Together, these allocations reveal a layered market approach— where large funds anchor marquee issues and smaller AMCs carve out opportunities in specialised segments.
Past allocations show both risks and rewards of MF participation. In FirstCry (2024), the post-listing rally of 40-50 per cent delivered strong short-term gains to MFs, while retail investors, squeezed out by oversubscription, missed allocation—illustrating the MF edge. In earlier cases like PolicyBazaar, Paytm, and Go Fashion (2021-22), outcomes were mixed. While Paytm plunged approximately 70 per cent from listing, MFs cushioned losses through portfolio rebalancing—something retail investors often could not manage. Meanwhile, PolicyBazaar and Go Fashion generated 15-20 per cent annualised returns, underscoring the advantage of institutional discipline in navigating IPO cycles.
IPOs in 2025: From Euphoria to Discipline
By 2025, experts broadly agree that India’s IPO market is entering a phase of normalisation after the euphoric boom of 2024. Valuations have begun to act like ‘gravity’, pulling down overpriced issues and rewarding only selective participation. The shift is most evident in the SME space—while SME IPOs delivered 30-50 per cent listing gains in early 2024, average gains dropped to nearly 10 per cent in H1 2025. Ihe message is clear: blind subscription no longer works.
Harness the Power of Mutual Funds
The data leaves little doubt—direct IPO investing brings thrill but not certainty. Retail allotment odds remain low in hyped issues, and post-listing volatility often erodes quick profits. Mutual funds, by contrast, provide a structured and research-driven alternative. Professional managers filter out frothy valuations, spread exposure across multiple listings, and add the benefit of tax efficiency—turning what is often speculation for individuals into a disciplined wealth-building strategy.
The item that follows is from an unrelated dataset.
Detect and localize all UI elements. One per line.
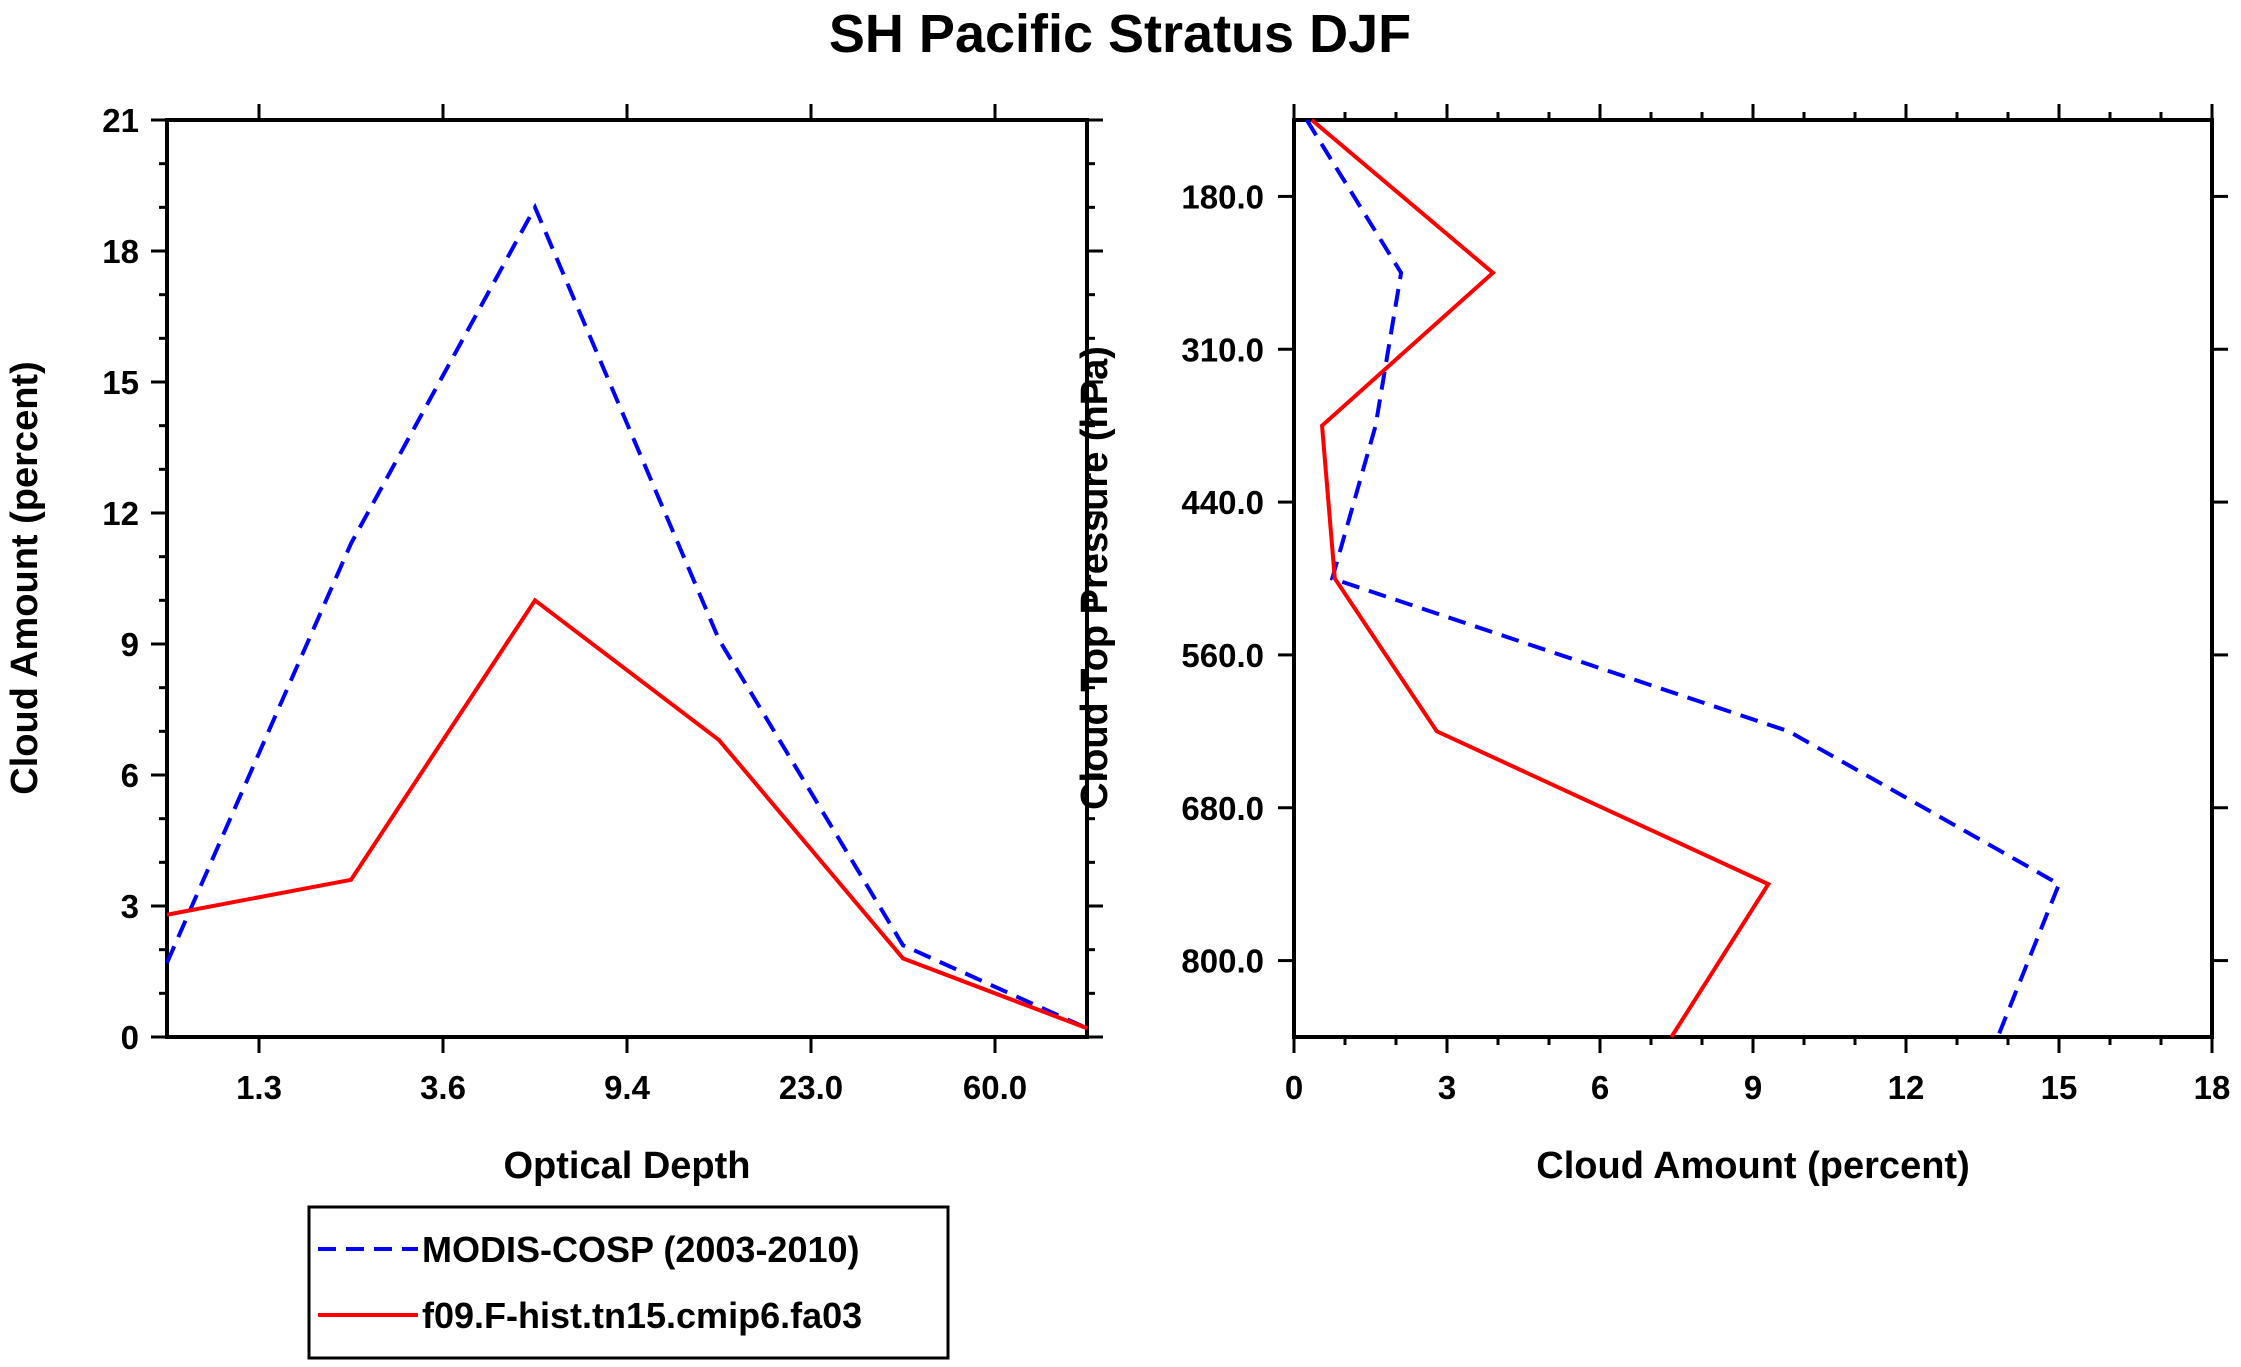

For retail investors, the smarter approach is to consider equity mutual funds that actively participate in IPOs. Options range from specialised vehicles like Edelweiss Recently Listed IPO Fund or Mirae Assets IPO F.TF, to diversified flexi-cap and mid-cap funds with selective IPO exposure. Before investing, investors should:
■Check fund fact sheets to track IPO allocations.
■Review performance during past volatile IPO cycles.
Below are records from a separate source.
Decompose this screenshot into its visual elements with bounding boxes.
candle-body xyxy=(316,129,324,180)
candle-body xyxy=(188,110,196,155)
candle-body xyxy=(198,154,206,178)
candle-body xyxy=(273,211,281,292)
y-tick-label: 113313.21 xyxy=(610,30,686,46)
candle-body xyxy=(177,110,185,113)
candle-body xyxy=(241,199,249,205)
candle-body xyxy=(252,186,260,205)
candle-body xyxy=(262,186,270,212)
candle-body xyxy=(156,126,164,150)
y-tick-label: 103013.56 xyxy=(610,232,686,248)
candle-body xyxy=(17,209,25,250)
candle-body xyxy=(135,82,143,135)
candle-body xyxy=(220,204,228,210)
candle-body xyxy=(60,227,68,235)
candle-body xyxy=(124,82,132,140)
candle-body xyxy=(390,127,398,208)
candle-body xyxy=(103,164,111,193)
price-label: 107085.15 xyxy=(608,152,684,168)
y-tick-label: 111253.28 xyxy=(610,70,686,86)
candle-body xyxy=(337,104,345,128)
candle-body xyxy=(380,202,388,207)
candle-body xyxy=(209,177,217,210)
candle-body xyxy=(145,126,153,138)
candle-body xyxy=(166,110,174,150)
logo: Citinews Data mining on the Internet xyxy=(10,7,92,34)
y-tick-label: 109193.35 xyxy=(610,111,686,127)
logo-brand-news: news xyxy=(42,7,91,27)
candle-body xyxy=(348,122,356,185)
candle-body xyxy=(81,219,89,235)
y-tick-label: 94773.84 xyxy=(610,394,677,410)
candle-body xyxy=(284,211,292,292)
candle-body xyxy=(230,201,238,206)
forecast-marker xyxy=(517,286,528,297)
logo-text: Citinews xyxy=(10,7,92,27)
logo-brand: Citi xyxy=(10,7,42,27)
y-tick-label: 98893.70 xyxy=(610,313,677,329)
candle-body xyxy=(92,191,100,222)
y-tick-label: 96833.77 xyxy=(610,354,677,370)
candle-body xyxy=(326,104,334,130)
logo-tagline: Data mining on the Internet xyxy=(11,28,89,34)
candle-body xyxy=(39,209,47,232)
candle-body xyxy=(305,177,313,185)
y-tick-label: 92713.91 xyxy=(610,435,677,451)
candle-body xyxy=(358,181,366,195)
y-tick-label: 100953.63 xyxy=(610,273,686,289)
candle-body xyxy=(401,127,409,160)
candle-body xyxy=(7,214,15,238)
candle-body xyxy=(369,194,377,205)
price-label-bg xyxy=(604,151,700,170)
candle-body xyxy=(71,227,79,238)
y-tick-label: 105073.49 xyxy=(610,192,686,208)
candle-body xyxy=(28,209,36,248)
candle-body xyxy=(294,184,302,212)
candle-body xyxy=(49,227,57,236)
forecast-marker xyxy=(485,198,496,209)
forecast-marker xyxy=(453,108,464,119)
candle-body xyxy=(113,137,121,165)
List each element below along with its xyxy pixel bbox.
■Align fund choice with personal risk appetite and time horizon.
Mutual funds not only capture listing gains but also offer diversification, risk management, and long-term participation in India’s emerging giants. Instead of blocking capital across dozens of applications with uncertain outcomes, retail investors can ride the IPO wave through fund units, SIPs, and professional curation—maximising potential while minimising stress.
Final Word
IPO investing will always carry allure, but excitement must not come at the cost of prudence. Mutual funds offer a balanced, tax-efficient, and research-backed bridge between opportunity and risk. For retail investors, real wealth lies not in chasing every debut, but in harnessing the power of mutual funds to participate in India’s IPO growth story with discipline and confidence.